Панкратыч подступил на шаг ближе. Навис надо мной, и в тени его плеч стало прохладнее.
— Покровский, — зашептал он. — Ты зайдёшь к ней. Поговоришь про зверей, про Булочку, здоровье, про что хочешь. Минут двадцать. А я в это время вынесу Машеньку через заднюю дверь подсобки. Ночью отвезу к мастеру, починю, верну. Она и не заметит.
Я посмотрел на него.
— Нет, — сказал я.
Панкратыч дёрнулся.
— Покровский, ты не понимаешь…
— Я прекрасно понимаю, Семён Панкратович. Вы сломали вещь, которая дорога человеку. Вы хотите, чтобы я помог это скрыть. Ответ: нет.
Панкратыч набычился. Желваки заходили под кожей.
— Покровский, — голос упал на октаву. — Не забывай, кто тебе помещение сдаёт. Я тебе аренду могу поднять хоть завтра.
Я усмехнулся. Не удержался.
— Семён Панкратович, — сказал я. — Вы мне эту аренду три раза поднять хотели, и каждый раз, когда Пуховик тыкался вам в ботинок носом, вы забывали, зачем пришли. Не смешите меня.
Панкратыч побагровел до корней волос. Рот у него открылся, и по его лицу я прочитал, что он знает, насколько я прав, и ненавидит меня за это. Я стоял и ждал, пока он переварит.
— Идите и признайтесь, — сказал я. — Идите к ней, встаньте перед прилавком и скажите: «Валентина Степановна, я случайно сломал вашу тестомешалку. Вот, починю за свой счёт, простите». Это всё. Будьте мужиком.
Панкратыч стоял. Молчал. Руки в карманах сжались в кулаки.
— А если она… — начал он, и голос дрогнул.
— Что? Выгонит вас? Женщина, которая каждое утро печёт вам расстегай с мясом и откладывает кулебяку с сёмгой?
Панкратыч моргнул. Потом моргнул ещё раз, медленнее.
— Она откладывает? — переспросил он тихо.
— Каждый день, Семён Панкратович.

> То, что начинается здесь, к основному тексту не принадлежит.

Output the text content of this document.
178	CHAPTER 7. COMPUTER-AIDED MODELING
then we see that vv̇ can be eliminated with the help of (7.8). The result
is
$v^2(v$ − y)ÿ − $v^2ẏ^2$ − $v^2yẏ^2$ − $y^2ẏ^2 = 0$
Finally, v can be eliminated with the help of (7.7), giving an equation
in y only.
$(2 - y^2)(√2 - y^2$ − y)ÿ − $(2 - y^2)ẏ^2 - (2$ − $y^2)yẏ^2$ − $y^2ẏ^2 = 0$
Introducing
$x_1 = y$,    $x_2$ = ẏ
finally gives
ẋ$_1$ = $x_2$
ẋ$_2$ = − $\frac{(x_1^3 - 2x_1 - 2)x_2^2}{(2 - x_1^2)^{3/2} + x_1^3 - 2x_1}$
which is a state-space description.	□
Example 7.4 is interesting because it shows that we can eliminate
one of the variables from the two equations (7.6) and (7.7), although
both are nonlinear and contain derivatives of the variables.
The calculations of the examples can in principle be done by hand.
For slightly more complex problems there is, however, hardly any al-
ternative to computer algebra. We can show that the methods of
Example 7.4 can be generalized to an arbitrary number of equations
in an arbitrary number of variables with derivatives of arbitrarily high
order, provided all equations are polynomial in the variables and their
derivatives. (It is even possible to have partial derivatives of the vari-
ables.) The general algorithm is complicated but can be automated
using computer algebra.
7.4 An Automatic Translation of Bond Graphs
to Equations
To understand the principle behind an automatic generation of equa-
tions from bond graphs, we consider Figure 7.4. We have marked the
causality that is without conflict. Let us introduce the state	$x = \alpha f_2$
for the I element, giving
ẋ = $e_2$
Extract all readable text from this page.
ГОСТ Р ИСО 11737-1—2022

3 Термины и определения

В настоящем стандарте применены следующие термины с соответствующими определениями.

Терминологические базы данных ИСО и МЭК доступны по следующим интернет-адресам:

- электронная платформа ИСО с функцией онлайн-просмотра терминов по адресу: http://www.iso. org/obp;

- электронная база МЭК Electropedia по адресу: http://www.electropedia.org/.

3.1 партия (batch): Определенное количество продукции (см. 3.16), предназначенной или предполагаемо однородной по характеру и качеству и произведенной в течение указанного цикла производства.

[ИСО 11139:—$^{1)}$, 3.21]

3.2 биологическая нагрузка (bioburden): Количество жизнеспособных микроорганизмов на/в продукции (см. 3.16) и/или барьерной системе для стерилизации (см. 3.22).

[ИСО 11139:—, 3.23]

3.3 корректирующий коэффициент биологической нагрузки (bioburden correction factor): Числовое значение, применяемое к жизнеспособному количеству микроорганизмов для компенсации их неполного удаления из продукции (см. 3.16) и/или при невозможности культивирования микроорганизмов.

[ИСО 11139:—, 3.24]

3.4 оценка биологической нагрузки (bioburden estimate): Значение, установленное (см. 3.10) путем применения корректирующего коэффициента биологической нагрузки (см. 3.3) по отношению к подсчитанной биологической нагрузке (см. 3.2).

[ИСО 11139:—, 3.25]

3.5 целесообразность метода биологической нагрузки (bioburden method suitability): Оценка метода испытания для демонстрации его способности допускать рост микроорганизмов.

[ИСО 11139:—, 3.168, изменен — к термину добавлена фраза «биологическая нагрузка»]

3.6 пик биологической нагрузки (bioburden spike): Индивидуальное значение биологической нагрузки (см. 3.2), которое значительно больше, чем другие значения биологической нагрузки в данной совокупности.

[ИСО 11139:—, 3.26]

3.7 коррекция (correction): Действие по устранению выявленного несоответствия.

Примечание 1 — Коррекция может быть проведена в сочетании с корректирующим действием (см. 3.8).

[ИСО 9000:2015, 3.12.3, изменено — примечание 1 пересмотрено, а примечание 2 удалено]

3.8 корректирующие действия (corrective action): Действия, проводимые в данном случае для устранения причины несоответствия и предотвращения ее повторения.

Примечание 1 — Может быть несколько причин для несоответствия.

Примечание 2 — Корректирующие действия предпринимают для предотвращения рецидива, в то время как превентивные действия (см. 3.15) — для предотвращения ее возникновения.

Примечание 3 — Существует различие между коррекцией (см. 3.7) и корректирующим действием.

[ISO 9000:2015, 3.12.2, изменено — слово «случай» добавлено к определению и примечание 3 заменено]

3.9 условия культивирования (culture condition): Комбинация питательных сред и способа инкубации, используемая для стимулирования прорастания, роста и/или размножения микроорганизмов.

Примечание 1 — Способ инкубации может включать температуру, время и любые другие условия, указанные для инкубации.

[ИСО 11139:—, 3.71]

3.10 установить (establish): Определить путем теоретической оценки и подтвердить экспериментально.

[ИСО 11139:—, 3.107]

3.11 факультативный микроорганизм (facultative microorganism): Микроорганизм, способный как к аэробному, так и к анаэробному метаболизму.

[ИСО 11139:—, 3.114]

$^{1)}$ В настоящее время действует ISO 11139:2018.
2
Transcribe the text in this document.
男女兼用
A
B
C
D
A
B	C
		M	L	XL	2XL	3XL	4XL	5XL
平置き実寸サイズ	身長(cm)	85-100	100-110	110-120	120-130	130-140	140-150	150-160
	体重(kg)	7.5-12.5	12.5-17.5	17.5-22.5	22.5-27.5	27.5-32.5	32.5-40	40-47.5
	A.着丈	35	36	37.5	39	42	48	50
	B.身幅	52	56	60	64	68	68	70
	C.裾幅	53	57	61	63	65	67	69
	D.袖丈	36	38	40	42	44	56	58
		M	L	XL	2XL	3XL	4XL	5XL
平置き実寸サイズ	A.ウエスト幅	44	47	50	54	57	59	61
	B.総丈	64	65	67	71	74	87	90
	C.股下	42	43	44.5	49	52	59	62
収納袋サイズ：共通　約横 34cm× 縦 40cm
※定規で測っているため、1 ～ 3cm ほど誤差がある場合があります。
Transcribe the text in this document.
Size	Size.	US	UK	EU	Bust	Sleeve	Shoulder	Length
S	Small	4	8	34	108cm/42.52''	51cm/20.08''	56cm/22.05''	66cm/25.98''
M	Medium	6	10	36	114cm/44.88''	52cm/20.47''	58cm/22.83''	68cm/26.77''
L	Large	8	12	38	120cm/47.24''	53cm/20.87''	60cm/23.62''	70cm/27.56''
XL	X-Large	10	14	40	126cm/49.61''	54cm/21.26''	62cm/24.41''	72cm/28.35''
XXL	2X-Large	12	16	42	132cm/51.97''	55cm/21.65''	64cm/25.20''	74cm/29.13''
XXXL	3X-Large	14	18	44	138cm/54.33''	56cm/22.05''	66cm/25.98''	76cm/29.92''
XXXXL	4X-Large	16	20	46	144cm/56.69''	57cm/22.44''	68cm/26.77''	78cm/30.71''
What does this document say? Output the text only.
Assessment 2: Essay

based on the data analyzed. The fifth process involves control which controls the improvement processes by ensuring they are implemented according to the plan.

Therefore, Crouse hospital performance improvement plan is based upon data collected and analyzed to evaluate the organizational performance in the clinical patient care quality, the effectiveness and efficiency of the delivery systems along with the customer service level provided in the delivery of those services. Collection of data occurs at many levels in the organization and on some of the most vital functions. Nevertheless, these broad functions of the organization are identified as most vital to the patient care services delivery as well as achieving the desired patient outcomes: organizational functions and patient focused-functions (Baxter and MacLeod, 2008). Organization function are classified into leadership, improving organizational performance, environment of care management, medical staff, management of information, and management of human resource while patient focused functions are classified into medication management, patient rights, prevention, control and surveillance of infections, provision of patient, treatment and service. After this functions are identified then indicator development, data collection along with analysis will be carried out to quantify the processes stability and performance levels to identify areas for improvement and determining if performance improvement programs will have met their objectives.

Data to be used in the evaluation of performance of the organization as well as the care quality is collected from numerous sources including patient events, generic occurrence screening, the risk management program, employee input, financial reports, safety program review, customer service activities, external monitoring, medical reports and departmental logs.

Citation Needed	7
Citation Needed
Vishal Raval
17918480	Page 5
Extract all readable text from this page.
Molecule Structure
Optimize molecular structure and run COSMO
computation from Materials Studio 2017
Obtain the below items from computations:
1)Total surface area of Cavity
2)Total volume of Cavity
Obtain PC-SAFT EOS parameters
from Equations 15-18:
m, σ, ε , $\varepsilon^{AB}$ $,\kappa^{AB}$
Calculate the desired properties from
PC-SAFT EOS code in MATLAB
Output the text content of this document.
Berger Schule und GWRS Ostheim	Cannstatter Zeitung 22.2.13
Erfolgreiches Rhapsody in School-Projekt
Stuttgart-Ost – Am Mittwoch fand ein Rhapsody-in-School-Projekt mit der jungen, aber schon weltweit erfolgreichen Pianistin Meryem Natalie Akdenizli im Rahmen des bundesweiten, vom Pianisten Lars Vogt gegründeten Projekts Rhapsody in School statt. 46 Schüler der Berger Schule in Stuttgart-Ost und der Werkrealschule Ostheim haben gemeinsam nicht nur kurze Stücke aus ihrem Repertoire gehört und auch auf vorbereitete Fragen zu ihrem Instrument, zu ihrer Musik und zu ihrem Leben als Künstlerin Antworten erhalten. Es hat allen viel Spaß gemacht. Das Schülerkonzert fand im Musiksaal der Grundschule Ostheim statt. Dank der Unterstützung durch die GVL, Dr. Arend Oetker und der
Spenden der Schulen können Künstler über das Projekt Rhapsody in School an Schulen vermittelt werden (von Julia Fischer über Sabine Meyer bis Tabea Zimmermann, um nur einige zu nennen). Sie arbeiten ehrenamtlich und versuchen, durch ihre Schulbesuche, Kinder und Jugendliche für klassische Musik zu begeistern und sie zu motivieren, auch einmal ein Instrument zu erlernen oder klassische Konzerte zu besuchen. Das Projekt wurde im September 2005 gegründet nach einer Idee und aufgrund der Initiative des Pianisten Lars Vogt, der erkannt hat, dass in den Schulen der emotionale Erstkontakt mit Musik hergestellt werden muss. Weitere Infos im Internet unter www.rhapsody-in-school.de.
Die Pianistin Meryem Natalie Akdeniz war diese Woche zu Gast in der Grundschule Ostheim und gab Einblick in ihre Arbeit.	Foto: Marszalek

Каждый раз она мне говорит: «Одна осталась, я вам придержала», а под прилавком стоят ещё две, завёрнутые в фольгу, с вашей фамилией на бумажке. Думаете, я не заметил?
Панкратыч уставился на витрину пекарни. За стеклом Валентина Степановна закладывала противень в печь и поправляла передник. Белая мука лежала у неё на щеке, и она этого не замечала.
Панкратыч дышал тяжело.
— И вот ещё что, — добавил я. — На фенека не смейте сваливать. Булочка зверь, она отвечать за себя не может. Если я узнаю, что вы соврали Валентине Степановне и обвинили животное, я лично приду и проведу полный осмотр, и всё выложу как есть. Мне не впервой.
Панкратыч обиженно дёрнул подбородком, но глаза у него притихли.
— Ладно, — процедил он сквозь зубы. — Ладно, Покровский. Допустим, я пойду. Допустим, скажу. Но мне нужно хотя бы…
Он замялся.
— Что?
— Вкусняшку для Булочки. Ту, специальную. У тебя в клинике были, ты давал, когда мы их знакомили. Фенек от них добрел и мурчал. Мне бы штук пять, чтобы задобрить, когда Валентина расстроится. Булочка к ней полезет, Валентина начнёт гладить, смягчится.
Он посмотрел на меня с выражением, в котором тактика уличного боя мешалась с романтическим отчаянием.
— Феромоновые лакомства, — поправил я. — Три штуки в день, максимум, от пяти у фенека начнётся перевозбуждение. Продам вам упаковку, по себестоимости.
Панкратыч кивнул.
— Пойдёмте в клинику, — сказал я и двинулся к Пет-пункту.
Панкратыч шёл за мной, тяжело ступая по мокрому асфальту. На полпути он обернулся к пекарне, и я увидел, как он посмотрел на витрину, за которой Валентина Степановна раскатывала тесто.
Выражение его лица я запомнил надолго. Я за свою карьеру видел тысячи операций, сотни отравленных зверей и десятки корпоративных мерзавцев, но такой смеси нежности, ужаса и решимости на одном лице не встречал ещё ни разу.